The MH370 saga has indeed been that, a saga, a long
rigmarole of an unfolding drama. It's been 17 days since the plane went off
radars and in that time, we've been fed many conclusions, then have them torn apart
overnight, to arrive at new ones soon after. No one's found it yet.
I have these truths to tickle your fancy and to have
nodding your head in agreement to (hopefully):
1. A plane can be lost. A huge flying piece of metal can
disappear. It's a startling outcome for any lay person. Despite all the spy
movies we've seen.
2. Trust is underrated. There's a lot of it placed on many
people who ensure that a flight takes off and lands properly thousands of miles
away in another country. We as passengers tend to assume that everyone does
their job, day in day out, to a level adequate for us to be safe and sound, and
cared for. Everyone from the baggage handlers, security officers, immigration
personnel, pilots, air crew, radar specialists, ground crew, air traffic
controllers, other countries' air traffic controllers, cleaners, aircraft
technicians, aerobridge control guys, runway sweeping teams, everyone. So many
people have to do their job reasonably well so that passengers on a flight make
it to their destination.
There are so many possible points of failure and yet statistically,
air travel is safer than driving a car. (It's just more dramatic when a plane
explodes than when a car crashes). Putting trust in all the cogs in the whole
machine to work is a daily miracle. We have to trust that all the people, given
how topsy, turvy and tipsy life can get, are alright physically and emotionally
to do their jobs right. One emotionally distraught food handler would be enough
to make a flight do an emergency landing if everyone is suddenly poisoned. Now imagine
suicidal pilots, and we've had a few real life examples (Egypt Air 990, Silkair MI186).
So smile at the aero
bridge guy when you get on or off a plane today.
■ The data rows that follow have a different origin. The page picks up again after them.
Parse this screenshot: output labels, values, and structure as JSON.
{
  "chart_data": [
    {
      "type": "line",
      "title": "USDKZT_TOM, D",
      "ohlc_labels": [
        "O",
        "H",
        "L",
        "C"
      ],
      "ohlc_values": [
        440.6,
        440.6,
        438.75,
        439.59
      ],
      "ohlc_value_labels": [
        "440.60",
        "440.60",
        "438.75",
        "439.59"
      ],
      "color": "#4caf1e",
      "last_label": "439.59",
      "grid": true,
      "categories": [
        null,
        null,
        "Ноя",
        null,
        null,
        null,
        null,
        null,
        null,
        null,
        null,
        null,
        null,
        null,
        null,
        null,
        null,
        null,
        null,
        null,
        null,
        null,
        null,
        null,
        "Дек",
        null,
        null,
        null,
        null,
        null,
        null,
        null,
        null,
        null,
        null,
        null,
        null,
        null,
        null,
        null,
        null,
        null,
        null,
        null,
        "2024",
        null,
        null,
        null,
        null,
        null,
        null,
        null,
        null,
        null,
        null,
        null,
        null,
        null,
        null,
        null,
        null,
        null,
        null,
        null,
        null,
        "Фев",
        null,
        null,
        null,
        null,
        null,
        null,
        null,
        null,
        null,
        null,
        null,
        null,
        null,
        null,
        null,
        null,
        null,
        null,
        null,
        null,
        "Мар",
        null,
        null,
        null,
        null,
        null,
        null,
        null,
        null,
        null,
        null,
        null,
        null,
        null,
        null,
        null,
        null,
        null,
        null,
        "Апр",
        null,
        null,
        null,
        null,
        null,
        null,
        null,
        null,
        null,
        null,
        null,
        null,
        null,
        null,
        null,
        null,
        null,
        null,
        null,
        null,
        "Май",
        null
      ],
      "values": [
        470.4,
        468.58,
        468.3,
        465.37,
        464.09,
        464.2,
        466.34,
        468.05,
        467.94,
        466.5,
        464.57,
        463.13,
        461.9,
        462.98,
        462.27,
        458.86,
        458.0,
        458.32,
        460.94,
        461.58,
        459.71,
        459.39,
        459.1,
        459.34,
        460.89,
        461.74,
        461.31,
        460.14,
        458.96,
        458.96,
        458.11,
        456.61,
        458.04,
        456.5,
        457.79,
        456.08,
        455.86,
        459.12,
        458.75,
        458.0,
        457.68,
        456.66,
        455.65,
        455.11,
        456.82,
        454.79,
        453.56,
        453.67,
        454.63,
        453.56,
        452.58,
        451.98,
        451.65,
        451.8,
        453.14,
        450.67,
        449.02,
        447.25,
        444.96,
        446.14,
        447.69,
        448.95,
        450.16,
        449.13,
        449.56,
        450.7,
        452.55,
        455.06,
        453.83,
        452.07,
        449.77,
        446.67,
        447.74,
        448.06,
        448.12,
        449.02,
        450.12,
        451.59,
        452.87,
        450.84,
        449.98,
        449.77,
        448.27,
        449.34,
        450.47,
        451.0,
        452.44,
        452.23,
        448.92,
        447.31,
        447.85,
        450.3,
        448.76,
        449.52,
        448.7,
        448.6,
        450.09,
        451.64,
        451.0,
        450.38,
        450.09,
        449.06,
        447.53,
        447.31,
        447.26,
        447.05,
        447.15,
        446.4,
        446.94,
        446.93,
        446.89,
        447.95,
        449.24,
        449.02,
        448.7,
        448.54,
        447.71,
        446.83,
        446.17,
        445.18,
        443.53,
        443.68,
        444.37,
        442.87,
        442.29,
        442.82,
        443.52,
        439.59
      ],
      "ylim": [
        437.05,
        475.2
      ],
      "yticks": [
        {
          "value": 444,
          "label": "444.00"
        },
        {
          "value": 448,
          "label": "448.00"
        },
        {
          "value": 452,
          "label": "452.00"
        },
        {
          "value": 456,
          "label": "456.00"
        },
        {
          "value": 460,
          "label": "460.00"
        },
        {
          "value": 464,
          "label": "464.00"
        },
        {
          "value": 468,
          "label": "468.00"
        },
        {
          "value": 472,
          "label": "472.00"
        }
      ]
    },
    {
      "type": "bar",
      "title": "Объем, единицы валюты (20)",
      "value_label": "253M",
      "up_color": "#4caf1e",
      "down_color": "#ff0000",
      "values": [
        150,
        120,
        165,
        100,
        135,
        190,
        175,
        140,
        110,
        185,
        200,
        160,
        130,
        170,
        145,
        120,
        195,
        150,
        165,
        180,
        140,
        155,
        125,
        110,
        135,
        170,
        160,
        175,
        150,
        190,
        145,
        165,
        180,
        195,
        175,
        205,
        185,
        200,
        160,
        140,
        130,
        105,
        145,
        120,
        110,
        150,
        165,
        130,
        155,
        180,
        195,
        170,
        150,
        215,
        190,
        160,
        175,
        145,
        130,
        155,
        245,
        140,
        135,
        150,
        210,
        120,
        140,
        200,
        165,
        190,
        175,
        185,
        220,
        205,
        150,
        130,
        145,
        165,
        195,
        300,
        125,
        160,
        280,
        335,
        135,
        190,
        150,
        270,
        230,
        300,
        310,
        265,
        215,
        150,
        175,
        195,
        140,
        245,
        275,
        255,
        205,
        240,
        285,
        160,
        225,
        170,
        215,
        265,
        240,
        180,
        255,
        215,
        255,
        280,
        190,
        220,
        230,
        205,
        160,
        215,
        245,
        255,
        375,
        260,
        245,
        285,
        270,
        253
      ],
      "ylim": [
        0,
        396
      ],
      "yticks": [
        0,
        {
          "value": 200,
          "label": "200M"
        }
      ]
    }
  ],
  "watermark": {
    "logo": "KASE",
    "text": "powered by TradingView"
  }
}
3. There was an article somewhere on the 'ultra syndrome'. Explained simply, it's about countries not revealing too much about their
data gathering capabilities aka spying on their neighbours. And that's sort of
what happen with the MH370 investigation. When one country asks another if it
saw a large metal bird flying over it's airspace, seemingly undetected, the
right answer is always "no". Saying "yes" would mean a few
things:
A) Yes, our radar spotted it but we didn't do a thing about
it. And the associated assumptions of incompetence, apathy and nonchalance.
B) Yes, our radar spotted it and we shot it down. And didn't
tell anyone. 300 lives perished. Shhhh.
C) Yes, our radar spotted it and we had a chat with the
pilots and let them through because they seemed nice people. It seems most countries took a "no but
we did notice this" approach. The extra information was provided quietly
to the Malaysians over several precious days.
Sigh, who's the friend you can you trust these days?
4. Last thing, news people still get their geography wrong.
Losing a plane is one thing, not checking Google Maps to make sure Kuala Lumpur
is where it is supposed to be is unforgivable. Does no one care about the Asia
Pacific? Does everyone only know where Bangkok is?
And Perth too?!
It's difficult for many of us to truly appreciate the
gravity of the matter unless we had a loved one on that ill-fated flight. We're
merely spectators, receiving, observing, contemplating and processing. And
concluding. Others are crying and grieving. The uncertainty will go for a
while. This is one of those moments when the old cliché ‘time will heal all
wounds’ applies.
We wait some more, and watch the lawsuits begin.